The other commissioners are Samuel Tororei, Silas Muriithi, Konyimbih Mboya, Isaiah Lenachuru, Emma Njogu, Rose Musyoka and Abdulkadir Adan.
Instead, the anti-graft sleuths went for Chavangi, valuation and taxation director Salome Munubi and finance director Francis Karimi.
On July 22, 2015, the review subcommittee resolved to revoke the titles of five parcels in Embakasi, Nairobi, that were irregularly issued by the Lands ministry.
The property was not eligible for compensation. It was on the railway reserve — meaning the land belonged to the Kenya Railways Corporation. In 2016, however, Swazuri wrote to KRC managing director Atanas Maina rescinding an earlier commission decision not to pay for the five parcels.
“In view of the forgoing, and having reviewed the submissions of the parties and documents submitted, the commission reconsiders its decision and finds that the titles to the property be upheld… revocation shall not be effected against a bona fide purchaser for value without notice of a defect in the title,” Swazuri wrote.
From the five plots only, the NLC paid Sh314 million. Some of the controversial parcels are LR No 9085, 9088 and 9087 owned by Dasahe Investment Limited, and LR No 9086 owned by Olmotit Estate Limited.
While approving the charges, Haji said top Lands ministry officials irregularly allocated the parcels, which the Swazuri-led commission rubberstamped.
“NLC officials, fully cognisant of that fact, proceeded to irregularly and illegally award and compensate the entities in whose favour the fraudulent registration had been done,”Haji said.
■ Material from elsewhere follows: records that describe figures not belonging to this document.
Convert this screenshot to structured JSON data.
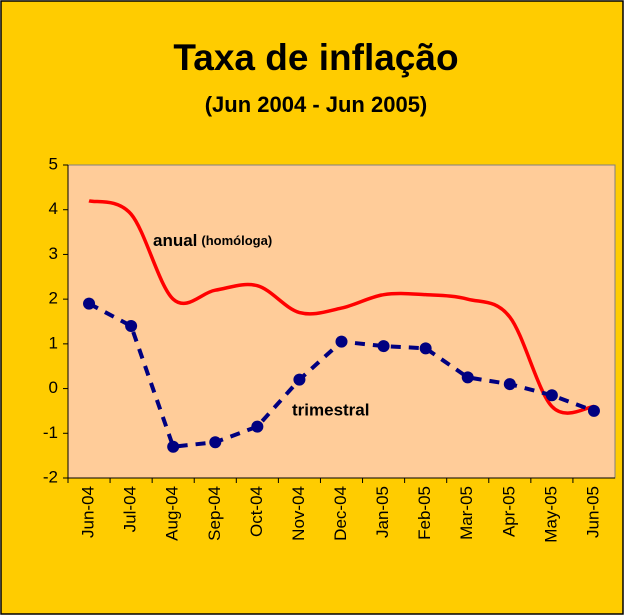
{
  "chart_data": {
    "type": "line",
    "title": "Taxa de inflação",
    "subtitle": "(Jun 2004 - Jun 2005)",
    "categories": [
      "Jun-04",
      "Jul-04",
      "Aug-04",
      "Sep-04",
      "Oct-04",
      "Nov-04",
      "Dec-04",
      "Jan-05",
      "Feb-05",
      "Mar-05",
      "Apr-05",
      "May-05",
      "Jun-05"
    ],
    "series": [
      {
        "name": "anual",
        "color": "#FF0000",
        "smooth": true,
        "dashed": false,
        "markers": false,
        "values": [
          4.2,
          3.9,
          2.0,
          2.2,
          2.3,
          1.7,
          1.8,
          2.1,
          2.1,
          2.0,
          1.6,
          -0.4,
          -0.4
        ]
      },
      {
        "name": "trimestral",
        "color": "#000080",
        "smooth": false,
        "dashed": true,
        "markers": true,
        "values": [
          1.9,
          1.4,
          -1.3,
          -1.2,
          -0.85,
          0.2,
          1.05,
          0.95,
          0.9,
          0.25,
          0.1,
          -0.15,
          -0.5
        ]
      }
    ],
    "annotations": [
      "(homóloga)"
    ],
    "ylim": [
      -2,
      5
    ],
    "yticks": [
      -2,
      -1,
      0,
      1,
      2,
      3,
      4,
      5
    ]
  }
}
“Regrettably, the KRC — the custodian of Railway reserve — actively participated in the entire process of compensation undertaken for and and on their behalf by the NLC.”
Expectedly, directors of Dasahe Investment Limited and Olmotit Estate Limited are those to be arrested. Dasahe was paid Sh177.5 million for three parcels through KCB, Kipande branch, held under the name of Keibukwo Investment Limited.
Curiously, LR No 9086 that Swazuri said was owned by Olmotit Estate Limited was paid through the same account for Sh43.8 million.
Another controversial parcel, LR No 29455, which had no title deed at the time of compensation, was acquired for Sh82.8 million through Standard Chartered Bank, Treasury Square, Mombasa branch, to an account belonging to Bakhresa Grain Milling Kenya Limited.